Released from a mental institution, history teacher, Pat (Bradley Cooper), moves back to Philadelphia to live with his parents, Pat Snr (Robert De Niro) and Dolores (Jacki Weaver) in Silver Linings Playbook (15A). Determined to reconcile with his ex-wife, whose lover he beat to a pulp when he discovered them in flagrante, Pat employs his best friend’s sister-in-law, Tiffany (Jennifer Lawrence), as a go-between. Tiffany agrees, if Pat will become her dance partner for a contest. Seasoned romantic comedy viewers will anticipate the story. David O Russell’s movie takes the scenic route, offering interesting characters: the self-deluding Pat is eloquently played by Cooper, while his football-loving, obsessive-compulsive father, Pat Snr, finds De Niro turning in his best role in years. Jennifer Lawrence steals the show as the quirky Tiffany, a woman struggling with the expectations of how a young, beautiful widow should behave. Some of the minor characters are irritating — Chris Tucker as a former inmate friend of Pat’s — and there’s an inevitability to the story that undermines its interesting elements, but this is a solid, intriguing and blackly funny romantic comedy.

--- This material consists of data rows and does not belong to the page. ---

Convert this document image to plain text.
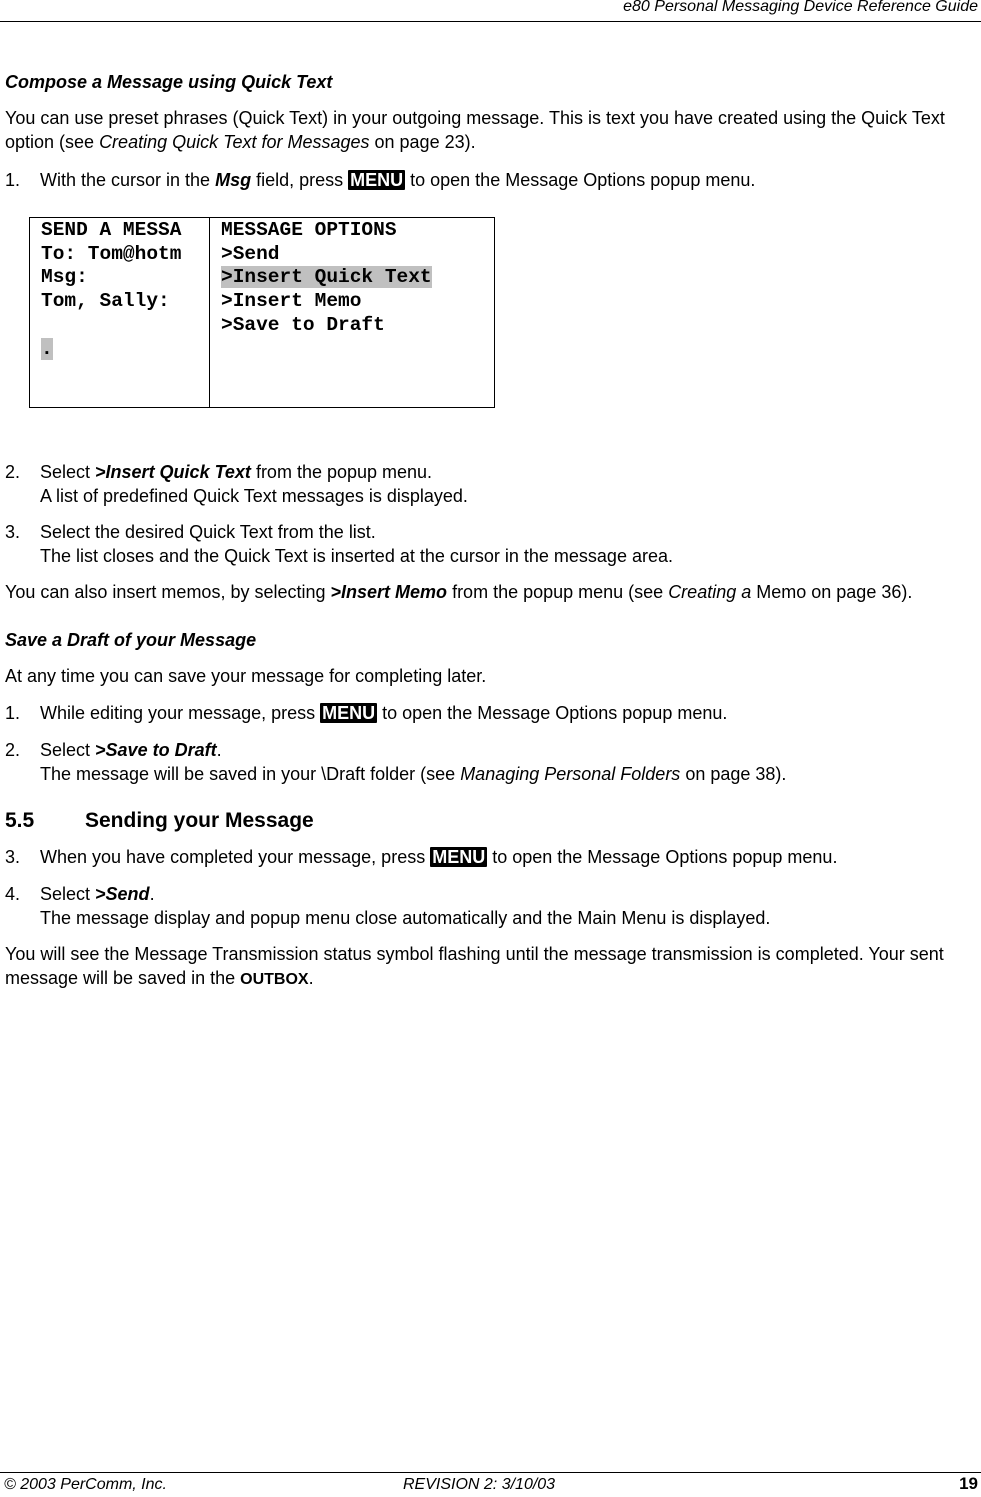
e80 Personal Messaging Device Reference Guide
Compose a Message using Quick Text

You can use preset phrases (Quick Text) in your outgoing message. This is text you have created using the Quick Text option (see Creating Quick Text for Messages on page 23).

1. With the cursor in the Msg field, press MENU to open the Message Options popup menu.
2. Select >Insert Quick Text from the popup menu.
A list of predefined Quick Text messages is displayed.
3. Select the desired Quick Text from the list.
The list closes and the Quick Text is inserted at the cursor in the message area.

You can also insert memos, by selecting >Insert Memo from the popup menu (see Creating a Memo on page 36).

Save a Draft of your Message

At any time you can save your message for completing later.

1. While editing your message, press MENU to open the Message Options popup menu.
2. Select >Save to Draft.
The message will be saved in your \Draft folder (see Managing Personal Folders on page 38).
5.5 Sending your Message
3. When you have completed your message, press MENU to open the Message Options popup menu.
4. Select >Send.
The message display and popup menu close automatically and the Main Menu is displayed.

You will see the Message Transmission status symbol flashing until the message transmission is completed. Your sent message will be saved in the OUTBOX.

SEND A MESSA
To: Tom@hotm
Msg:
Tom, Sally:
.
MESSAGE OPTIONS
>Send
>Insert Quick Text
>Insert Memo
>Save to Draft
© 2003 PerComm, Inc.	REVISION 2: 3/10/03	19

A heist movie set in the world of modern art, written by the Coen Brothers, should be a recipe for absurd hilarity, but Gambit (12A) feels like a ham-fisted copy of a Coen original. London-based art curator Harry Deane (Colin Firth) sets out to con his obnoxious boss, Lionel Shahbnadar (Alan Rickman), by ‘locating’ a rare Monet in a Texas trailer-park and setting up rodeo rider, PJ Puznowski (Cameron Diaz), as its unwitting owner. Will Lionel take the bait and part with £12m? The animated Pink Panther-esque opening titles suggest that we’re in for an homage to the genteel heist movies of the 1960s, but Michael Hoffman’s film is so flat, unfunny and heavy-handed that you’re tempted to believe it’s simply a half-sketched first draft. Rickman is ridiculous as the extravagantly wealthy Lionel, but the main casting problem is that the stiffly self-conscious Firth and the irrepressibly sunny Diaz have no chemistry whatsoever. Meanwhile, the plot, which you might reasonably expect to contain a twist or three, is arrow-straight and utterly devoid of the kind of guile any self-respecting heist movie should revel in.
David Lean’s Lawrence of Arabia (PG, 1962) is 50 years young this year, an anniversary celebrated by the release of a new digital print from the original 70mm negative. Peter O’Toole starred in a career-making turn as the eponymous hero, who led an Arab guerrilla army against the Turks during WWI. A three-and-a-half hour masterpiece co-starring Omar Sharif, Jack Hawkins, Alec Guinness, Claude Rains and Anthony Quinn, it’s a sumptuous visual feast that makes the most of the shimmering bleakness of its desert landscape, the fabulous action sequences as Lawrence leads camel charges and raids on trains, and — not to be overlooked — the hypnotic power of O’Toole’s impossibly blue eyes.